For general note-taking, I really like EverNote. You can get information (notes, documents, pictures, etc.) into it in so many ways via so many platforms (installed software, web, email, text, mobile phone, etc.) and it's easy and intuitive to use. Unfortunately, its metadata capabilities are still very limited (title, date, tags, notebook), so any sort of rating system would have to be implemented awkwardly through tags, and I don't think they do video clips yet either. But every time I turn around it seems they are adding new features, so I'm sure more metadata and video are coming soon.
Usefulness:
Of course, recording your personal data and notes is just the beginning. You need to be able to analyze/synthesize it into useful information, then remember it (internally in your brain or externally in some sort of personal information management system) in the appropriate context as knowledge. So you have to think ahead to how you're actually going to analyze and use all this data later to improve your life and further your goals. I haven't read much about Bell yet, but it sounds like he's doing a lot of recording just for the sake of recording. I don't see the point in that.
This is a subject that I've been reading about/thinking about/experimenting with various tools a lot lately; if I come up with any useful insights or techniques I'll pass them along.
Posted by: Jacqueline at Sep 22, 2009 4:18:53 PM
If you really want to boil all that down into only 5 *measurements* (instead of 5 general areas to measure), then for every good, service, experience, or activity you spend time or money on (over some threshold of materiality), record the following:
1. Time spent
2. Money spent
3. Rate how much you enjoyed it (or disliked it) in the moment, -5 to 5
4. Rate how much it contributed to (or detracted from) your long-term goals, -5 to 5
5. Rate how aligned (or opposed) it was to your personal values, -5 to 5
Review and analyze periodically for a more accurate assessment of how you're spending your life energy. If anything seems out of whack, change your life accordingly.
No, I don't actually do any of this myself, but I may have just talked myself into starting. :)
Posted by: Jacqueline at Sep 22, 2009 4:43:54 PM
I'd like a record of how many times I've opened my web browser with the intention of doing a particular task only to be diverted by another interesting RSS headline from Marginal Revolution.
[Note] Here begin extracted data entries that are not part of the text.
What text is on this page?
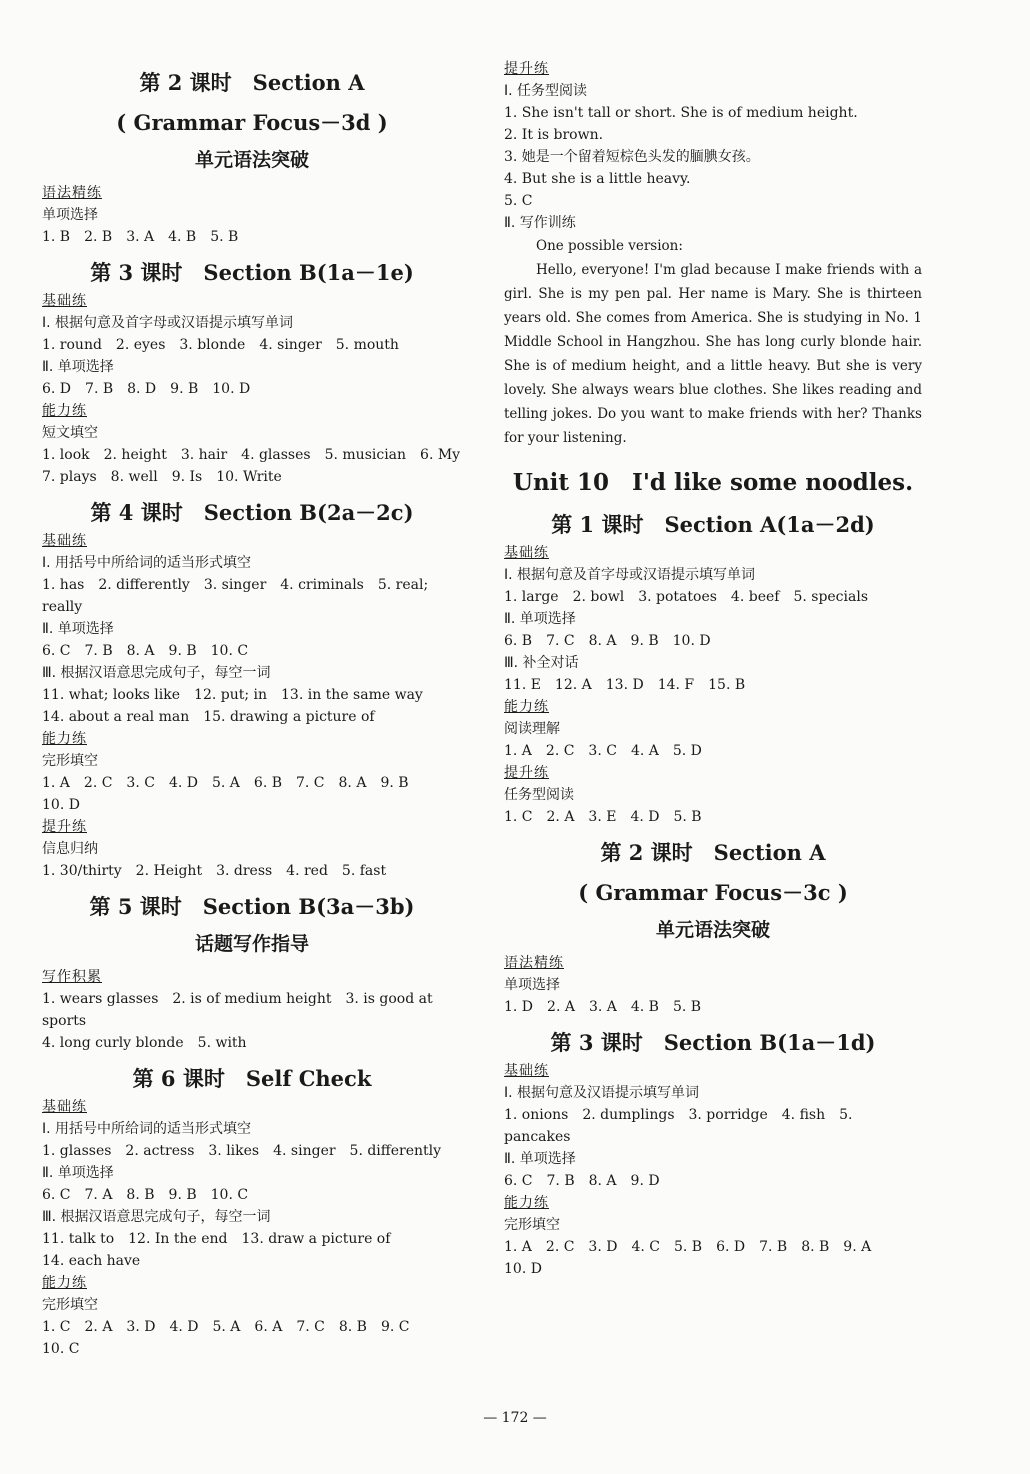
第 2 课时　Section A
( Grammar Focus－3d )
单元语法突破
语法精练
单项选择
1. B　2. B　3. A　4. B　5. B
第 3 课时　Section B(1a－1e)
基础练
Ⅰ. 根据句意及首字母或汉语提示填写单词
1. round　2. eyes　3. blonde　4. singer　5. mouth
Ⅱ. 单项选择
6. D　7. B　8. D　9. B　10. D
能力练
短文填空
1. look　2. height　3. hair　4. glasses　5. musician　6. My
7. plays　8. well　9. Is　10. Write
第 4 课时　Section B(2a－2c)
基础练
Ⅰ. 用括号中所给词的适当形式填空
1. has　2. differently　3. singer　4. criminals　5. real; really
Ⅱ. 单项选择
6. C　7. B　8. A　9. B　10. C
Ⅲ. 根据汉语意思完成句子，每空一词
11. what; looks like　12. put; in　13. in the same way
14. about a real man　15. drawing a picture of
能力练
完形填空
1. A　2. C　3. C　4. D　5. A　6. B　7. C　8. A　9. B
10. D
提升练
信息归纳
1. 30/thirty　2. Height　3. dress　4. red　5. fast
第 5 课时　Section B(3a－3b)
话题写作指导
写作积累
1. wears glasses　2. is of medium height　3. is good at sports
4. long curly blonde　5. with
第 6 课时　Self Check
基础练
Ⅰ. 用括号中所给词的适当形式填空
1. glasses　2. actress　3. likes　4. singer　5. differently
Ⅱ. 单项选择
6. C　7. A　8. B　9. B　10. C
Ⅲ. 根据汉语意思完成句子，每空一词
11. talk to　12. In the end　13. draw a picture of
14. each have
能力练
完形填空
1. C　2. A　3. D　4. D　5. A　6. A　7. C　8. B　9. C
10. C
提升练
Ⅰ. 任务型阅读
1. She isn't tall or short. She is of medium height.
2. It is brown.
3. 她是一个留着短棕色头发的腼腆女孩。
4. But she is a little heavy.
5. C
Ⅱ. 写作训练
One possible version:
Hello, everyone! I'm glad because I make friends with a girl. She is my pen pal. Her name is Mary. She is thirteen years old. She comes from America. She is studying in No. 1 Middle School in Hangzhou. She has long curly blonde hair. She is of medium height, and a little heavy. But she is very lovely. She always wears blue clothes. She likes reading and telling jokes. Do you want to make friends with her? Thanks for your listening.
Unit 10　I'd like some noodles.
第 1 课时　Section A(1a－2d)
基础练
Ⅰ. 根据句意及首字母或汉语提示填写单词
1. large　2. bowl　3. potatoes　4. beef　5. specials
Ⅱ. 单项选择
6. B　7. C　8. A　9. B　10. D
Ⅲ. 补全对话
11. E　12. A　13. D　14. F　15. B
能力练
阅读理解
1. A　2. C　3. C　4. A　5. D
提升练
任务型阅读
1. C　2. A　3. E　4. D　5. B
第 2 课时　Section A
( Grammar Focus－3c )
单元语法突破
语法精练
单项选择
1. D　2. A　3. A　4. B　5. B
第 3 课时　Section B(1a－1d)
基础练
Ⅰ. 根据句意及汉语提示填写单词
1. onions　2. dumplings　3. porridge　4. fish　5. pancakes
Ⅱ. 单项选择
6. C　7. B　8. A　9. D
能力练
完形填空
1. A　2. C　3. D　4. C　5. B　6. D　7. B　8. B　9. A
10. D
— 172 —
It's happened twice so far today.
I'd also like to have a log of time spent staring off into space thinking about problems.
Posted by: PJ at Sep 22, 2009 5:32:09 PM
1.) Miles run.
2.) Pounds lifted.
3.) Meals consumed.
4.) Stairs climbed
5.) Thoughts generated - It's estimated we have 40,000 thoughts a day. No effective tool to measure these, but it'd be fun to keep track for one day.
Posted by: Ryan Biddulph at Sep 22, 2009 9:37:21 PM
I'd record:
1. what action I was taking;
2. how happy was I during that action, when I thought about it 1 week later, and when I thought about it 5 years later.
3. what I was seeing & hearing (and ideally feeling, smelling, tasting,in that order of priority)
Why the week and 5year feedback delays? Because I may be unhappy right now but happy about the same action later (I'm talking with a friend who's going through a divorce, so I'm unhappy for her but I'm happy I was able to share with her), or the reverse (I'm with a hooker but a week later I'm disgusted at myself). The five year span would be more for passng on lessons to others--"I married too quickly and this is the result" or "I shoulda taken more risks and enjoyed the moment."